A pattern in the questions themselves

Not only is the FAQ generally a common topic pattern, therefore. The particular set of questions frequently asked about any class of product or service is a topic pattern as well. While stopping short of outright plagiarism, let the market guide you to the kinds of frequent questions you should be answering. (But don’t base your FAQ on your competitor’s obviously false and self serving FAQ.)

And then, of course, keep track of what questions your users are actually asking frequently, and add them to the list. And keep track of the items in your FAQ that are not being selected frequently and remove them. Lists that get too long to scan stop working, so you need to keep your FAQ short.

By all means group questions in your FAQ, if you can do so using categories that clearly make immediate sense to your readers, but never more than one level deep. Don’t turn your FAQ into a TOC; that is not its function.

Keep the answers to your FAQ questions short, but link them as richly as possible to your overall content set so that people can get more information if they need it. A FAQ that acts as an entrypoint to the overall content set, as well as providing quick answers to frequent questions, is much more valuable than one that stands in isolation.

A good bottom up architecture offers multifaceted navigation that is integrated with the content (rather than standing apart from it). A FAQ provides a valuable facet along the lines of frequency. It is not, as some would have it, a stopgap for poor content organization, but a valuable element of an overall bottom-up information architecture.

Which makes me think that I should probably be adding an Every Page is Page One FAQ to this site. Hmmmmm. Stay tuned.

Series Navigation << Successful Patterns are the Best Guide to Information DesignYou can’t size topics for specific information needs >>

5 thoughts on “FAQs are Still Useful

  1. Scott Patrick Abel

    As long as FAQs are based on frequency, then they are FAQs. Otherwise, they are a list of question/answer pairs that may or may not be frequently asked.

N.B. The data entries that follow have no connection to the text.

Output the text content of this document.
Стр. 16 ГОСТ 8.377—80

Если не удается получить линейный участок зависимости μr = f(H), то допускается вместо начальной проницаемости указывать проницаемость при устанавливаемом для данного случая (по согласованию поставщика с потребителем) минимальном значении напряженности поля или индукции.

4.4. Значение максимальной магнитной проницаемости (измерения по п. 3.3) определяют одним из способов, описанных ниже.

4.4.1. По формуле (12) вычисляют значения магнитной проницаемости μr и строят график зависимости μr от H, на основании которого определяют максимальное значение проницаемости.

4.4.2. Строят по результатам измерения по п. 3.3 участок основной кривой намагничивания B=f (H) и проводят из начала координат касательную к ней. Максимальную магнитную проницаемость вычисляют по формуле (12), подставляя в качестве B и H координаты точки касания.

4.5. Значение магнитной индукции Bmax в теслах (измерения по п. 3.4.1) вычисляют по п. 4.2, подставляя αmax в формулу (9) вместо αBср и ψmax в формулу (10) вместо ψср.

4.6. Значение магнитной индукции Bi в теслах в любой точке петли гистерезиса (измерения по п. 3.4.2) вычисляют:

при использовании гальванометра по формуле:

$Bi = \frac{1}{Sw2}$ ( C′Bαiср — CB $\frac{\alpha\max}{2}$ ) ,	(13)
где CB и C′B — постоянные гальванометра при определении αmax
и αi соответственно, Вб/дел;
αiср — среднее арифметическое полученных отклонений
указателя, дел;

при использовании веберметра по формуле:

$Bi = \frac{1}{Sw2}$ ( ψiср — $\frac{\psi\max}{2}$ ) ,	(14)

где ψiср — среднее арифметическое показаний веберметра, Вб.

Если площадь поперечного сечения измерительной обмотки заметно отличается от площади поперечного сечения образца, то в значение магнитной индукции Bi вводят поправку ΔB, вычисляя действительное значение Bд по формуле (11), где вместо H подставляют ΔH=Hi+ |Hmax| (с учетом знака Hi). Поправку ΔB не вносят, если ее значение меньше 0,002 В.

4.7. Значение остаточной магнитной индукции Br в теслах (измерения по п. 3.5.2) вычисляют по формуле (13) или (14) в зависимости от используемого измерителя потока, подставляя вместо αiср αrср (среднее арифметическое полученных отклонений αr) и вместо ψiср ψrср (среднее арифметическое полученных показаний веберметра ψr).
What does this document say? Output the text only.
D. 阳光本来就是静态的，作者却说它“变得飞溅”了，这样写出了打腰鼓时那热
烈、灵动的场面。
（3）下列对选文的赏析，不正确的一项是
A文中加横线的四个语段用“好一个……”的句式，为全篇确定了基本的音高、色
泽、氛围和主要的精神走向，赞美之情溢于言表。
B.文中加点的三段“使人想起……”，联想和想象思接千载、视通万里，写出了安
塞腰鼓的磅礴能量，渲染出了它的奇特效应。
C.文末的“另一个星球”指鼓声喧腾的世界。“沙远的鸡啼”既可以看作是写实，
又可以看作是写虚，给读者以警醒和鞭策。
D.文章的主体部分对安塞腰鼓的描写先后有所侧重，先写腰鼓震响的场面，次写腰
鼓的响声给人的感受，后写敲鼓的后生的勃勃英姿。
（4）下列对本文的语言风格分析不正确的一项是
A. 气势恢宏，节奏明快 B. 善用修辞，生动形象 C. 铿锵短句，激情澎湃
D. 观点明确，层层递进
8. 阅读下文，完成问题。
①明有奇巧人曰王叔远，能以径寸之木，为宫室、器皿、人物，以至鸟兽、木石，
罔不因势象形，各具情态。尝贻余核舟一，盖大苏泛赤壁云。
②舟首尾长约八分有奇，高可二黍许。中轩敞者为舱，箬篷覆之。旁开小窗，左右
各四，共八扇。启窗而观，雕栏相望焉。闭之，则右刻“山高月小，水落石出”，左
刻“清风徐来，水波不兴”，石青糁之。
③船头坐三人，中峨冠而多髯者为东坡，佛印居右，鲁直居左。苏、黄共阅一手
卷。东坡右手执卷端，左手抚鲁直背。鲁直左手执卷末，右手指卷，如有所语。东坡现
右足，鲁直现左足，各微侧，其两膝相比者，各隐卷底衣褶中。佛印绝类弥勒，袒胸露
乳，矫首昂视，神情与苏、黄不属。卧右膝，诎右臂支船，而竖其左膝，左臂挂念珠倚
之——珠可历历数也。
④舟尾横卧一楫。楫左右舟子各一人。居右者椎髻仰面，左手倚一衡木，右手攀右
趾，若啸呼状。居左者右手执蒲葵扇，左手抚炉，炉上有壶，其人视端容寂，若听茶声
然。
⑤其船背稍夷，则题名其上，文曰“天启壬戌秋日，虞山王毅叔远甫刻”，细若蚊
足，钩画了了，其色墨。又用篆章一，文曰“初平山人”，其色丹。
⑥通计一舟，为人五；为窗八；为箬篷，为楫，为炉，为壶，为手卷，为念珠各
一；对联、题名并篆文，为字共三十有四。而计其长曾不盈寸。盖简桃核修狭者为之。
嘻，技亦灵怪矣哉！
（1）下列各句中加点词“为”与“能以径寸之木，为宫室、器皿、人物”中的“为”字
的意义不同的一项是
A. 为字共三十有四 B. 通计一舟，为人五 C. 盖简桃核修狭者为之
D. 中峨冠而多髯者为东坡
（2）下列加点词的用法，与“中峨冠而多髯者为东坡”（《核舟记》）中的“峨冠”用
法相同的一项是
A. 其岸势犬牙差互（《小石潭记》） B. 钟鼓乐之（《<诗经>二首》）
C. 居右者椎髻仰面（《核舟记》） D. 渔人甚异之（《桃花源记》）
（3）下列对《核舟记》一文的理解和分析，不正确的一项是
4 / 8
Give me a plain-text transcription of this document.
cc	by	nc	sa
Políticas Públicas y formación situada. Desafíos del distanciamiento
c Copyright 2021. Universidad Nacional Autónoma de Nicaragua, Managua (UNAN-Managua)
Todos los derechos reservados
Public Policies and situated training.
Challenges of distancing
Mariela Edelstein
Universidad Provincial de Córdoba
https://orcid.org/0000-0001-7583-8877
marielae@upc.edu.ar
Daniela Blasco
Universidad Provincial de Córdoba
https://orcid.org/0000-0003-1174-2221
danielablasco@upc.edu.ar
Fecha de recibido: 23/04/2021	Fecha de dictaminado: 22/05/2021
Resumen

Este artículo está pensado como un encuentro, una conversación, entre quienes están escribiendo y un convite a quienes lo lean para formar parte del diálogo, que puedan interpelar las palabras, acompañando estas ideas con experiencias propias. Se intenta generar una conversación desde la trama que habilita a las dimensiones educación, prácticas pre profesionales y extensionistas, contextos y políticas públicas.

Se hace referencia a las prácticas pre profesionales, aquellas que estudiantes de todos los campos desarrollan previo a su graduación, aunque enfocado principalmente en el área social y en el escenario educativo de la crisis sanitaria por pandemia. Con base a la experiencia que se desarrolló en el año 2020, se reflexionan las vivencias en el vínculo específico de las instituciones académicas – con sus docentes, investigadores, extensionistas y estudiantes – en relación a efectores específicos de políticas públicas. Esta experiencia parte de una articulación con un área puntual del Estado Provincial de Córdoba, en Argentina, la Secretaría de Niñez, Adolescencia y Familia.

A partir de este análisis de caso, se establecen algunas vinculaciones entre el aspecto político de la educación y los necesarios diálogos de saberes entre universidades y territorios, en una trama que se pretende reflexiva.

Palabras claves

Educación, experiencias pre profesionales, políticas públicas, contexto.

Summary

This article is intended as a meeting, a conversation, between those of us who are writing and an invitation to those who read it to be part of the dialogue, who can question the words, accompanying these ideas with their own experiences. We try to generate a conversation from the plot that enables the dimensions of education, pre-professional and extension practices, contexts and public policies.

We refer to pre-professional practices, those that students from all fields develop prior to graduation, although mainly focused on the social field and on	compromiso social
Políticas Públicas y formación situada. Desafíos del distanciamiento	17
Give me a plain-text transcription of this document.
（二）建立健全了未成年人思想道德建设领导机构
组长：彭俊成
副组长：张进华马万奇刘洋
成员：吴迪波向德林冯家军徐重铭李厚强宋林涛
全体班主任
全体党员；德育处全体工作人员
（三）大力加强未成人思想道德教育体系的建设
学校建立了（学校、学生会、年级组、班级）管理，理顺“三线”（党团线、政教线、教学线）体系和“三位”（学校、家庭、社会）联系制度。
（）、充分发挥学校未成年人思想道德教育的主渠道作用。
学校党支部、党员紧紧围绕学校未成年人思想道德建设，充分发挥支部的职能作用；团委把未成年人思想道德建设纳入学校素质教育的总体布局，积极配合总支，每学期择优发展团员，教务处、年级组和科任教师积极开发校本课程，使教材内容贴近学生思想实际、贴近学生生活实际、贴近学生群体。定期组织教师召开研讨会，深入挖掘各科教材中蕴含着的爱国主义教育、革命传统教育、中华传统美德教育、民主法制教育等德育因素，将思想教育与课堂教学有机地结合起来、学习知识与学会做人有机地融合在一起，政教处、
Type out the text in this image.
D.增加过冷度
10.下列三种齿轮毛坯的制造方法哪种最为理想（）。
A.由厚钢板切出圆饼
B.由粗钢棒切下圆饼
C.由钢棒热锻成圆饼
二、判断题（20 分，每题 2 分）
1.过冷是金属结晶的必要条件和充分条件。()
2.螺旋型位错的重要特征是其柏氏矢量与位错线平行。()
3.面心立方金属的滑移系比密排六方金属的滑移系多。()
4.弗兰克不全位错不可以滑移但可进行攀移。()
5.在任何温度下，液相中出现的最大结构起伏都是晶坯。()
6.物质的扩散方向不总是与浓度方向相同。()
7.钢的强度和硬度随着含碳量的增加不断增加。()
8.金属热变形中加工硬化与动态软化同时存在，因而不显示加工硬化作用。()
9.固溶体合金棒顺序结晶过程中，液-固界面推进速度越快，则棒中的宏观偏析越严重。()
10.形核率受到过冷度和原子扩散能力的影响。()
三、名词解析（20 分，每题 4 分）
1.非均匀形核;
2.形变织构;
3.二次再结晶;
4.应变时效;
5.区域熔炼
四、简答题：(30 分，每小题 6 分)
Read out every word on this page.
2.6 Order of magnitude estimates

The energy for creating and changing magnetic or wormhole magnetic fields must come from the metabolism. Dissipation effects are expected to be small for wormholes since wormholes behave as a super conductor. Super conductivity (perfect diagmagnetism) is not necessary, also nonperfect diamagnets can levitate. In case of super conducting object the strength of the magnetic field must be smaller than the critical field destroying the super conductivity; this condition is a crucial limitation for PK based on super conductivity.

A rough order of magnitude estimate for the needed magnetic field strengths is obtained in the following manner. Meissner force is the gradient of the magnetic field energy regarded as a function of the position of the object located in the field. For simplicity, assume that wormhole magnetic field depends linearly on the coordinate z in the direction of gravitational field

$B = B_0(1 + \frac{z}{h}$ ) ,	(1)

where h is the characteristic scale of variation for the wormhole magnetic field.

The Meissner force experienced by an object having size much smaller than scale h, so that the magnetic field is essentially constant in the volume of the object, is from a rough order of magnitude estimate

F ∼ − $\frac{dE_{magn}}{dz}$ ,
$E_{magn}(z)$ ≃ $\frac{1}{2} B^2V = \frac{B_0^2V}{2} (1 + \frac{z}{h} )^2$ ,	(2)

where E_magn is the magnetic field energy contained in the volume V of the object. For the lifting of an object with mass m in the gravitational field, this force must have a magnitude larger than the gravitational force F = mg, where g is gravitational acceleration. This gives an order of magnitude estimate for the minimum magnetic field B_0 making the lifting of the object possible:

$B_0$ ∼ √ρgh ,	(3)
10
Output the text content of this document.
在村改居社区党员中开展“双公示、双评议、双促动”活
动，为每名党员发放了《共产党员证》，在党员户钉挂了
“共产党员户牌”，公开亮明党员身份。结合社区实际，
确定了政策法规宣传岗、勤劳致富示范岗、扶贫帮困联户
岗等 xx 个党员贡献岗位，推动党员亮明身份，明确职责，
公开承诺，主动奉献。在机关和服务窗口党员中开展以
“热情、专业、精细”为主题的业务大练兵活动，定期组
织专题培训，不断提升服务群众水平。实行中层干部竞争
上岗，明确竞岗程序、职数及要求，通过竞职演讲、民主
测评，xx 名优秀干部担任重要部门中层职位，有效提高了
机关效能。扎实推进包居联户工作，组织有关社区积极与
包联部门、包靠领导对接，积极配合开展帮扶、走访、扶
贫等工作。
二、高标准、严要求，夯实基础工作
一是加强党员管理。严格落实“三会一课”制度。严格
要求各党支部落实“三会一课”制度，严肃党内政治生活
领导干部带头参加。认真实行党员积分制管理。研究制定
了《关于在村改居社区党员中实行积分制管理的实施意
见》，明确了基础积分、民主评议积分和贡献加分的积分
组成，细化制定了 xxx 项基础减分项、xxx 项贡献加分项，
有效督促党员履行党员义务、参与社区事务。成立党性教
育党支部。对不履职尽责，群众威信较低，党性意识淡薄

    I agree that adding them is something you — and I — should (both) consider adding them to our sites. Hmmmm…let me think about this frequency issue. Thanks for reminding me of the importance of this type of content.

    Reply
    1. Mark Baker Post author

      Thanks for the comment, Scott.

      I think the key on the frequency issue is to realize that we are never in a completely unique field with completely unique questions. The questions that are frequently asked about content strategy, information design, and information architecture, will be the same no matter if people are reading your site or reading mine.

      I may get specific questions that you would not get, like “What is bottom-up information architecture?”, but these are just instances of the pattern “What is this buzzword you keep peddling?” which every consultant is going to get.

      There may be some truly unique frequently asked questions that only a single organization will ever receive, but not many. For the most part people are going to ask the same questions about any product or service in a particular field.

      Reply
  2. Coco

    Love this article. Actually I would remove “still” from your statement. FAQs are certainly what we, as users, look for the first time we enter any website or use a product.

    Reply
    1. Mark Baker Post author

      Thanks for the comment, Coco.

      I actually debated the use of “still”. In the end I kept it because I thought it might attract a few more eyeballs. But it could be interpreted as meaning we have not got rid of them yet — but we might. That is not what I am saying, of course. They will always be valuable.

      Reply
  3. Jeff Coatsworth

    “The information scent of a FAQ” – just love that phrase, Mark!